# The Cost of Buffer Security Checks in Visual C++

The Buffer Security Check (/GS) compiler option is enabled by default in Release. It catches buffer overruns like the following:

void main()
{
char buf[16];
strcpy(buf, "This string is too long!"); // Buffer overrun
puts(buf);
}


If you run the above program from the debugger, it pops up the following error message:

Outside the debugger, the program will simply crash before it can do further damage.

This compiler option is meant to catch overruns of fixed-size arrays located on the stack. When enabled, the compiler emits a few extra instructions at the start of the function, to insert a “security cookie” on the stack, and a few extra instructions before the return, to check that the security cookie hasn’t changed.

Arguably, this is essentially a Debug check. So why did Microsoft enable this compiler option by default, even in Release, starting with Visual C++ 2003? Because this type of programming error is at the heart of so many well-known exploits, it’s not considered a mere bug, but a security vulnerability.

The problem is that the stack contains a lot of other sensitive data, like the return address to the previous function.

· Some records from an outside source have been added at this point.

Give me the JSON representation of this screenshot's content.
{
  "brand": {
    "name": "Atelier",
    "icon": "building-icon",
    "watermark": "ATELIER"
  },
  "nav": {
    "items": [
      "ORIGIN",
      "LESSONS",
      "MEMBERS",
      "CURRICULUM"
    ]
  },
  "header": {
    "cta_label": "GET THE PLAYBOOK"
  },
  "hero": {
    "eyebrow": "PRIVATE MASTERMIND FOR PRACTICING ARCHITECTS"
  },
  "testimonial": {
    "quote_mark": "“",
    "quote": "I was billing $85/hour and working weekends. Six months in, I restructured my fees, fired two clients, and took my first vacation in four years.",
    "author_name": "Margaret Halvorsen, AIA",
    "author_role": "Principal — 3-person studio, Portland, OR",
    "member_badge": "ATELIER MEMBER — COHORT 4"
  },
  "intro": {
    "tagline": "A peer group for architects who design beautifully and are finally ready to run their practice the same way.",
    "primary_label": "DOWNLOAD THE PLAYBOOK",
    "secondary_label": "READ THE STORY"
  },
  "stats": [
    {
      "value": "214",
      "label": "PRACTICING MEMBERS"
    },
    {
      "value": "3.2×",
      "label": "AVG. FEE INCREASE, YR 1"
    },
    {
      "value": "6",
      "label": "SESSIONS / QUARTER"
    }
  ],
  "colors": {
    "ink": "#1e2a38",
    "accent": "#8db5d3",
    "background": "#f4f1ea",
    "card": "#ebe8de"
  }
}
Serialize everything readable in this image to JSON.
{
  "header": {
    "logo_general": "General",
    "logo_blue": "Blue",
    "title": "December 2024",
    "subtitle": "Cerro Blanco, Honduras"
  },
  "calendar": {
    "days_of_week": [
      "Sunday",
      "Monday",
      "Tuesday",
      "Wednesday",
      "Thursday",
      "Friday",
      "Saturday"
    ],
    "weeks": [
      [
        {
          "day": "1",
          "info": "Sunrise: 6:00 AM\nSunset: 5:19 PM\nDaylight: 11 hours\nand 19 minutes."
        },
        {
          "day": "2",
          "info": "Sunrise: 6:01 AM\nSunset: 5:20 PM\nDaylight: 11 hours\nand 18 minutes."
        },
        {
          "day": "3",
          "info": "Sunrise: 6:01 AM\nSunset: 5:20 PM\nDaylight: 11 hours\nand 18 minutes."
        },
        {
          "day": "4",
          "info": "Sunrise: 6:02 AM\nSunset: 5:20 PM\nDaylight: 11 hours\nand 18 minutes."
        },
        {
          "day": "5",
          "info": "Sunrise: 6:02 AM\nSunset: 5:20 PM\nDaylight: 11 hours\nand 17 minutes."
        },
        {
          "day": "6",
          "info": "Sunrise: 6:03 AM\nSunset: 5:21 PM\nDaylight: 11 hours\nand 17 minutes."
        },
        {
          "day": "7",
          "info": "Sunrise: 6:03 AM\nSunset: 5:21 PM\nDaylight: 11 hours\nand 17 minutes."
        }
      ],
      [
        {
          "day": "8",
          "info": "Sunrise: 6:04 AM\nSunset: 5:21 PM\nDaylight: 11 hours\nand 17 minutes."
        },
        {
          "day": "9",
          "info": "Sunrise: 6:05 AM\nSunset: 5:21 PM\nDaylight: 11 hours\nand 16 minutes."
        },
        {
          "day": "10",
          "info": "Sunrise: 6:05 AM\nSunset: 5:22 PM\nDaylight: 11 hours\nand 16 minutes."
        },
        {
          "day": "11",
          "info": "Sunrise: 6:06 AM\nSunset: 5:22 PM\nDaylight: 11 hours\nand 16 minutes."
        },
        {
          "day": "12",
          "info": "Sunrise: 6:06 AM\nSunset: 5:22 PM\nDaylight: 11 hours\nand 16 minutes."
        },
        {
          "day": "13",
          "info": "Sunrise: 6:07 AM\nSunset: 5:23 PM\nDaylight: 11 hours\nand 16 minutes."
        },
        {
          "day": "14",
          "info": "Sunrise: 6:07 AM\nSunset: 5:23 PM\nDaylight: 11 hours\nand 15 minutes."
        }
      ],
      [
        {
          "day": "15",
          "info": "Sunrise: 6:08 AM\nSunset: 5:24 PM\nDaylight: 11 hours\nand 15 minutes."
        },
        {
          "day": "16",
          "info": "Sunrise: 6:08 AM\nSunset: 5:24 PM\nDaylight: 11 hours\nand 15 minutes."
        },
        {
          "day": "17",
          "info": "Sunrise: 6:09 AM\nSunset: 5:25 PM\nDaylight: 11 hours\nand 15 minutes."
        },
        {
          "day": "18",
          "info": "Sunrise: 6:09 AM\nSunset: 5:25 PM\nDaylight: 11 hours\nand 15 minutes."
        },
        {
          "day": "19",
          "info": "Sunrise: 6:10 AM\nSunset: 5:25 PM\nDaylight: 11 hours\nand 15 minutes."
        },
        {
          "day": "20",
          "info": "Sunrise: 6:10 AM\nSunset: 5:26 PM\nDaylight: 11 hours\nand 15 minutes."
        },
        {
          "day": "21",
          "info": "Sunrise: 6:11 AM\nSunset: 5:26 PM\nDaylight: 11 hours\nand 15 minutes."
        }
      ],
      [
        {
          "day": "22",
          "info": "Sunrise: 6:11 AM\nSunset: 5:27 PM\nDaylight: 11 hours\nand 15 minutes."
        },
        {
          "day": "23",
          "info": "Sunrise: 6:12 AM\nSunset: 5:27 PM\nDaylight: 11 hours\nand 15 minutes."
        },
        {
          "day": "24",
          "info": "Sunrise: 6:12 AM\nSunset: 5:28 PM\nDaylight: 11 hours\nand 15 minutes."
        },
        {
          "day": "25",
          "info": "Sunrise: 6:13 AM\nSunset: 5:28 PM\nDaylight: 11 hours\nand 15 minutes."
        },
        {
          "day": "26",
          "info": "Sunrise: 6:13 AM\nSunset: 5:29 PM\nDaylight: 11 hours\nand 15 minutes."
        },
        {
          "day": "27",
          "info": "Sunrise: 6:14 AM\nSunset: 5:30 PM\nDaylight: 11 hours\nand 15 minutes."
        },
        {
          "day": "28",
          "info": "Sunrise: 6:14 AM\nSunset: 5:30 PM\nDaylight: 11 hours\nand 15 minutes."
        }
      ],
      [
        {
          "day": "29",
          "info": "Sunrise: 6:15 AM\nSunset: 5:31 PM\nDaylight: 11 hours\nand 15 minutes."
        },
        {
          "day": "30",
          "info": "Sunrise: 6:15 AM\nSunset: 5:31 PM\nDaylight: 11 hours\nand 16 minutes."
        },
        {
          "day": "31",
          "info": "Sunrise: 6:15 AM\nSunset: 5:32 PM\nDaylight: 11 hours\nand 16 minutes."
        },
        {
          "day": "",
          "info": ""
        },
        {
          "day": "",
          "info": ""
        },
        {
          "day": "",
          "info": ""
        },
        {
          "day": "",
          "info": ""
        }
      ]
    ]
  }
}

Here is what stack memory looks like in our small sample program, immediately before the strcpy happens:

And here’s what it looks like immediately after:

The return address was overwritten! Now suppose this program was some kind of network service, and the string being copied came from user input. Without the security cookie in place, a hacker could make the program jump to whatever address he wants, and compromise the machine in some way.

I’ve never worked at Microsoft, but sometime between 1999 and 2003, the company must have decided to place more emphasis on security across all Microsoft products. Those were the years that brought the infamous Nimda, Melissa and Code Red viruses. Code Red, in particular, exploited a stack buffer overrun in Microsoft’s IIS web server – exactly the kind of exploit which the Buffer Security Check would have prevented! Shortly after that, Visual C++, already a very mature product, slipped this feature into its default Release configuration.

Note that Microsoft has inserted other safeguards against stack buffer overflows as well. You might have noticed compiler warnings suggesting that you use less-standard, but safer functions, like strcpy_s, instead. Address Space Layout Randomization, an OS-level feature, also makes this kind of attack more difficult, and is even available on other platforms like Linux and Mac OS X.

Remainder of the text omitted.